Май написала такие слова:
Волевая.
Профессионал.
Некрасивая.
Обязательная.
Бездетная.
Удовлетворенная.
Честная.
— Здесь слишком много слов, — сказал Юхан, когда она вернула ему листок. — Я просил написать только шесть, а здесь — семь.
— А, наплевать, — отозвалась она и в следующую секунду уже позабыла об этом, занявшись чем-то другим. Май есть Май. Юхан не знал другого человека, который бы так спешил.
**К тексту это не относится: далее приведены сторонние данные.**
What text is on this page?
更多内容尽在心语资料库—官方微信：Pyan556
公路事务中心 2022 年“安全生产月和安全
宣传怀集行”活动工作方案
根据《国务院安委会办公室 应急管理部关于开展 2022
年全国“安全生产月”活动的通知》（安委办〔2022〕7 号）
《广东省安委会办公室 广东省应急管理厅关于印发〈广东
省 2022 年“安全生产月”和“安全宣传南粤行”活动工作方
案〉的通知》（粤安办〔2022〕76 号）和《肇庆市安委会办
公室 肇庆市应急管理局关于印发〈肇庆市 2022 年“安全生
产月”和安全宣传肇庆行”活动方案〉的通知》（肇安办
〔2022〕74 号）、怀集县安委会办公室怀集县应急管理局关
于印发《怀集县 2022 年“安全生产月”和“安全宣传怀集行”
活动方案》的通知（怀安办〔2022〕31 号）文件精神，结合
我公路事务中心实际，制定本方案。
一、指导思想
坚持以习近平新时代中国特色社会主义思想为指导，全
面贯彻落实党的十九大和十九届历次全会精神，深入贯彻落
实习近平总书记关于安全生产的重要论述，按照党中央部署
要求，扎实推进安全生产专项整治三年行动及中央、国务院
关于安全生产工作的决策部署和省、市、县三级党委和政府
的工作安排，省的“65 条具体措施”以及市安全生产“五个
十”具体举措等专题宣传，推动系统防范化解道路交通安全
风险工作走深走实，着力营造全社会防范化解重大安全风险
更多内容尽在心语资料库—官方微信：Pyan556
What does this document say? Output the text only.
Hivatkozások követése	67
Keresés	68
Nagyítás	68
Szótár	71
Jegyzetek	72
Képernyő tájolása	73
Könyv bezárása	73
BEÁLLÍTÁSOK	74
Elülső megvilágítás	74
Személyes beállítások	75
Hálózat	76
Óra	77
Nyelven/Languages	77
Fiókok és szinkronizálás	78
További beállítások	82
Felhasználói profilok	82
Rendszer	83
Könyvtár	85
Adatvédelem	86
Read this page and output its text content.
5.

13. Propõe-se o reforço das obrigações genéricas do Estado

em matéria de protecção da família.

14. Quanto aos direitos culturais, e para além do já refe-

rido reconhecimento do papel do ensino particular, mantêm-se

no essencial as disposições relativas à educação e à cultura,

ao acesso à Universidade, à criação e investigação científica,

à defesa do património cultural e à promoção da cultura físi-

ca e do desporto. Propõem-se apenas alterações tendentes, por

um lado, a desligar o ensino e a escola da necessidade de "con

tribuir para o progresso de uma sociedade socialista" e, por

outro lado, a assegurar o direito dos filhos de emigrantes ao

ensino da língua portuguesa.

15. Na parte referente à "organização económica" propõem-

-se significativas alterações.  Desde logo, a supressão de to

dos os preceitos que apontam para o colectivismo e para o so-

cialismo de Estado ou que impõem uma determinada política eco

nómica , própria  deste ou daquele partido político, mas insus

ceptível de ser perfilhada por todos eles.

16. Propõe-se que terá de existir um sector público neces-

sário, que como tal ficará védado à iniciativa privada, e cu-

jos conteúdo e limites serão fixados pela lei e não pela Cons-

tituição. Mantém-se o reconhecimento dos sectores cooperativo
У Май никогда не хватало терпения надолго посвятить себя какому-то одному занятию. Она быстро ходила. Быстро ела. Быстро любила. Быстро наводила порядок. Быстро думала. Иногда ее раздражало, что Юхан не умеет все делать быстро. Что он тратит много времени. На ходьбу, еду, любовь, уборку и размышления. На то, чтобы прочитать список, написанный Май. Он и на это потратил достаточно много времени.
Юхан просил написать шесть слов, а она написала семь.
Одно слово надо вычеркнуть.
«Итак», — подумал Юхан, склонившись к листку.
«Волевая. Профессионал»? Да. Она всегда добивалась своего, она была уважаемым врачом и работала в престижном заведении. На стене у нее в кабинете висели разноцветные детские рисунки. Родители то и дело присылали ей открытки с благодарностью. В то же время она, что называется, не тащила работу в дом. Однажды Май сказала, что не помнит имена детей, которых она лечила, даже тех, что скончались. Юхан был поражен.
«Все дело в силе воли», — сказала она. Май не хотела запоминать эти имена. Потому что если у нее в голове постоянно будут вертеться имена тех детей, что поправились, и тех, что так и не выздоровели, она просто не сможет спокойно жить.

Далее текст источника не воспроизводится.